Now I rarely pull down my wall-based ironing board to press anything. I
wondered how we had advanced to the stage of freedom from the iron we
currently enjoy.
Before the shape of the iron we know today, there were poles that held
heated pans to press against clothing items resting on stones or wood
tables on the floor. Other shapes also evolved. In the late
Middle ages, blacksmiths forged flat irons. They weighed around six
pounds and took some time to heat; therefore, often more than one iron
was used at a time to speed up the process. They required polishing to
keep them efficient. One had to protect hands from burns and check the
temperature of the irons with water drops or by holding them near one’s
face. This was to prevent scorching of fabrics. Chamber or box irons
held coals in them which could stain items from their smoke or ashes.

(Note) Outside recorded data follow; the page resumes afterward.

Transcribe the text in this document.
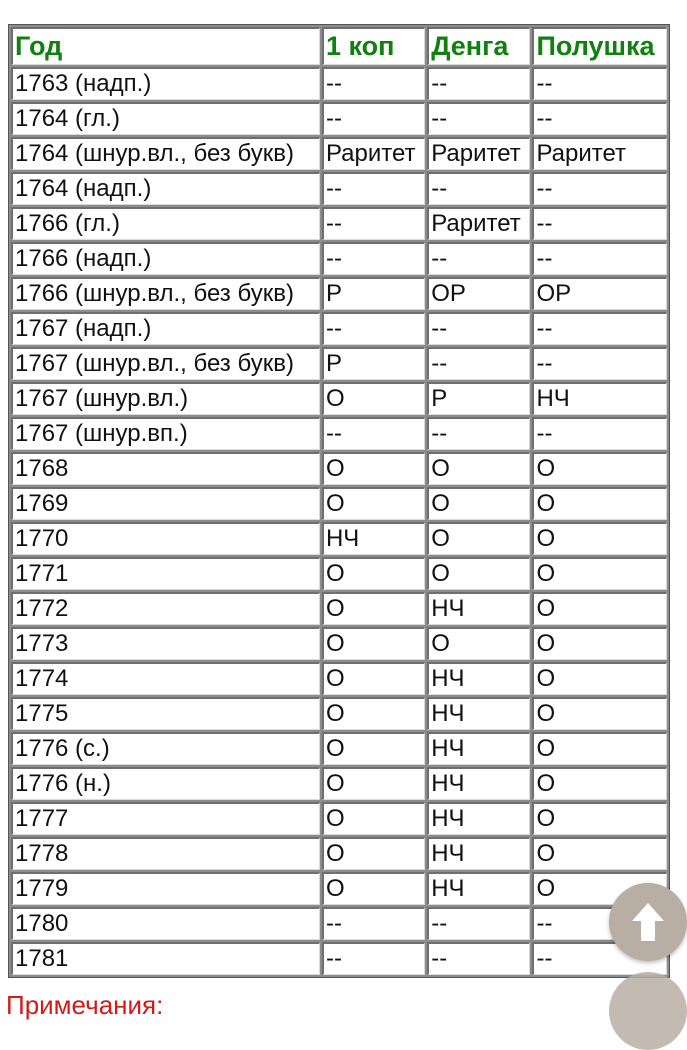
Год	1 коп	Денга	Полушка
1763 (надп.)	--	--	--
1764 (гл.)	--	--	--
1764 (шнур.вл., без букв)	Раритет	Раритет	Раритет
1764 (надп.)	--	--	--
1766 (гл.)	--	Раритет	--
1766 (надп.)	--	--	--
1766 (шнур.вл., без букв)	Р	ОР	ОР
1767 (надп.)	--	--	--
1767 (шнур.вл., без букв)	Р	--	--
1767 (шнур.вл.)	О	Р	НЧ
1767 (шнур.вп.)	--	--	--
1768	О	О	О
1769	О	О	О
1770	НЧ	О	О
1771	О	О	О
1772	О	НЧ	О
1773	О	О	О
1774	О	НЧ	О
1775	О	НЧ	О
1776 (с.)	О	НЧ	О
1776 (н.)	О	НЧ	О
1777	О	НЧ	О
1778	О	НЧ	О
1779	О	НЧ	О
1780	--	--	--
1781	--	--	--
Примечания:
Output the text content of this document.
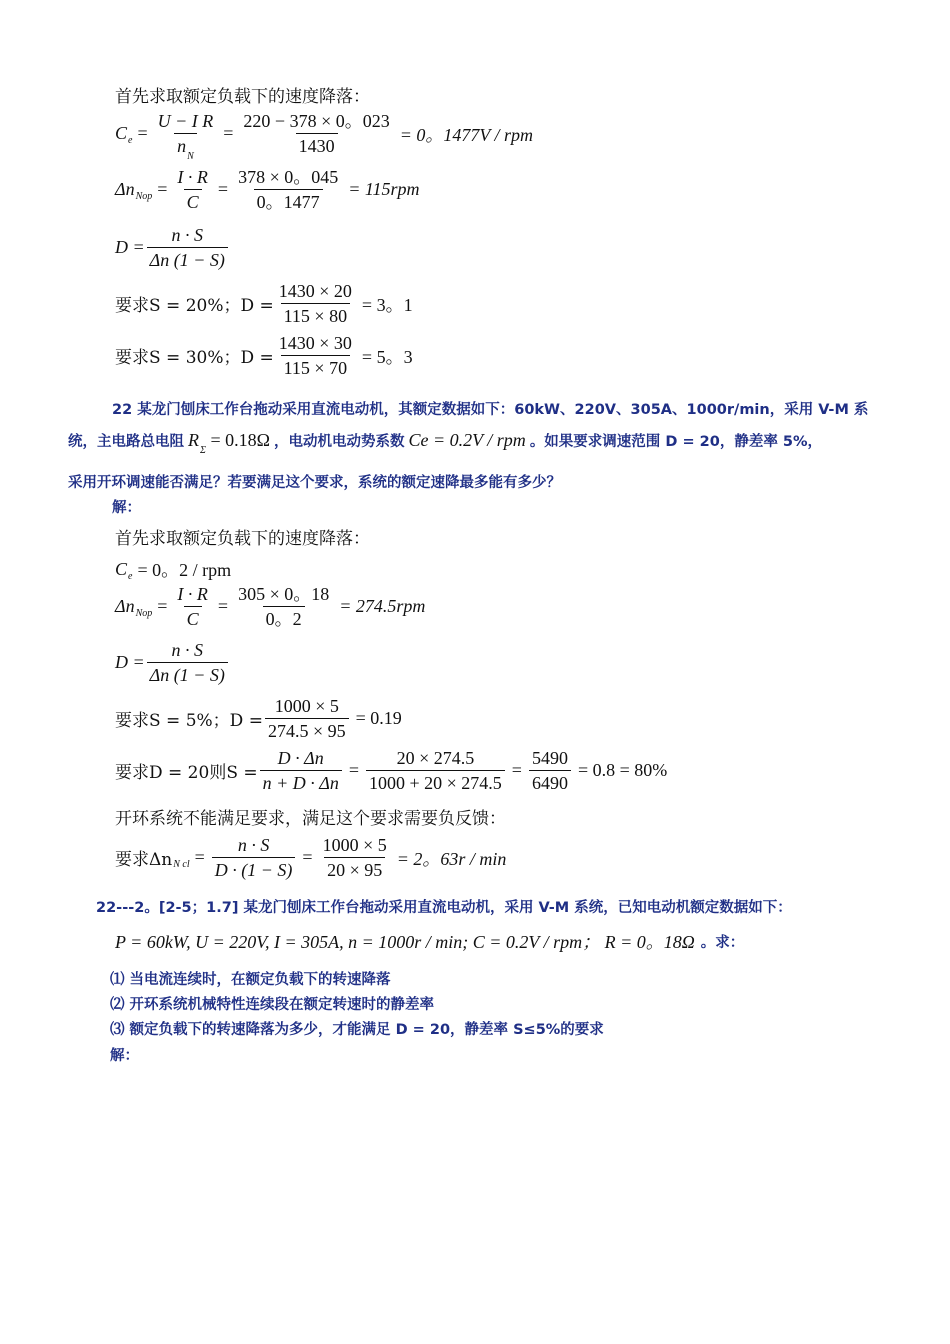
首先求取额定负载下的速度降落：
C $e = \frac{\text{U − I R}}{n_N} = \frac{220 - 378 \times 0。023}{1430} = 0$。1477V / rpm
Δn Nop = $\frac{I \cdot R}{C} = \frac{378 \times 0。045}{0。1477} = 115rpm$
$D = \frac{n \cdot S}{\Delta n (1 - S)}$
要求S = 20%；$D = \frac{1430 \times 20}{115 \times 80} = 3$。1
要求S = 30%；$D = \frac{1430 \times 30}{115 \times 70} = 5$。3
22 某龙门刨床工作台拖动采用直流电动机，其额定数据如下：60kW、220V、305A、1000r/min，采用 V-M 系
统，主电路总电阻 $R_\Sigma = 0.18\Omega$ ，电动机电动势系数 Ce = 0.2V / rpm 。如果要求调速范围 D = 20，静差率 5%，
采用开环调速能否满足？若要满足这个要求，系统的额定速降最多能有多少？
解：
首先求取额定负载下的速度降落：
C e = 0。2 / rpm
Δn Nop = $\frac{I \cdot R}{C} = \frac{305 \times 0。18}{0。2} = 274.5rpm$
$D = \frac{n \cdot S}{\Delta n (1 - S)}$
要求S = 5%；$D = \frac{1000 \times 5}{274.5 \times 95} = 0.19$
要求D = 20则$S = \frac{D \cdot \Delta n}{n + D \cdot \Delta n} = \frac{20 \times 274.5}{1000 + 20 \times 274.5} = \frac{5490}{6490} = 0.8 = 80\%$
开环系统不能满足要求，满足这个要求需要负反馈：
要求Δn N cl = $\frac{n \cdot S}{D \cdot (1 - S)} = \frac{1000 \times 5}{20 \times 95} = 2$。63r / min
22---2。[2-5；1.7] 某龙门刨床工作台拖动采用直流电动机，采用 V-M 系统，已知电动机额定数据如下：
P = 60kW, U = 220V, I = 305A, n = 1000r / min; C = 0.2V / rpm； R = 0。18Ω 。求：
⑴ 当电流连续时，在额定负载下的转速降落
⑵ 开环系统机械特性连续段在额定转速时的静差率
⑶ 额定负载下的转速降落为多少，才能满足 D = 20，静差率 S≤5%的要求
解：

In the 1930’s and 40’s synthetic fabrics were developed. This made
housewives happy as nylon and polyester didn’t require pressing. Their
convenience was enticing consumers away from cotton clothing and
household linens. Cotton farmers were experiencing a decline in the use
of their product. Along came a heroine to help those doing laundry
chores and the farmers too. It was Ruth Benerito.
She had undergraduate chemistry degrees from Tulane University and a
Ph.D. in physical chemistry from the University of Chicago. She taught
and had a long career at the US Department of Agriculture Southern
Research Center. Her team developed the process of treating cotton
fibers so that the chainlike cellulose molecules were strengthened to
stick to each other via hydrogen bonds. It was a “cross linking” that
made cotton wrinkle resistant. Further research enabled her team to add
other properties such as stain and flame resistance to the fibers.
Ruth Benerito retired from the USDA in 1986; she continued teaching
until 1997. At age 86 she received the Lemelson-MIT Lifetime
Achievement Award for her work on textiles. In 2008 she was inducted
into the National Inventors Hall of Fame. She died in 2013—but her
“wash and wear” legacy still lives. I’m sure there are many of us who
would award her accolades for the hours and days of freedom from the
iron she and her team have given us over the years. She deserves to be
recognized during this Woman’s History Month.“Thank you, Ruth!”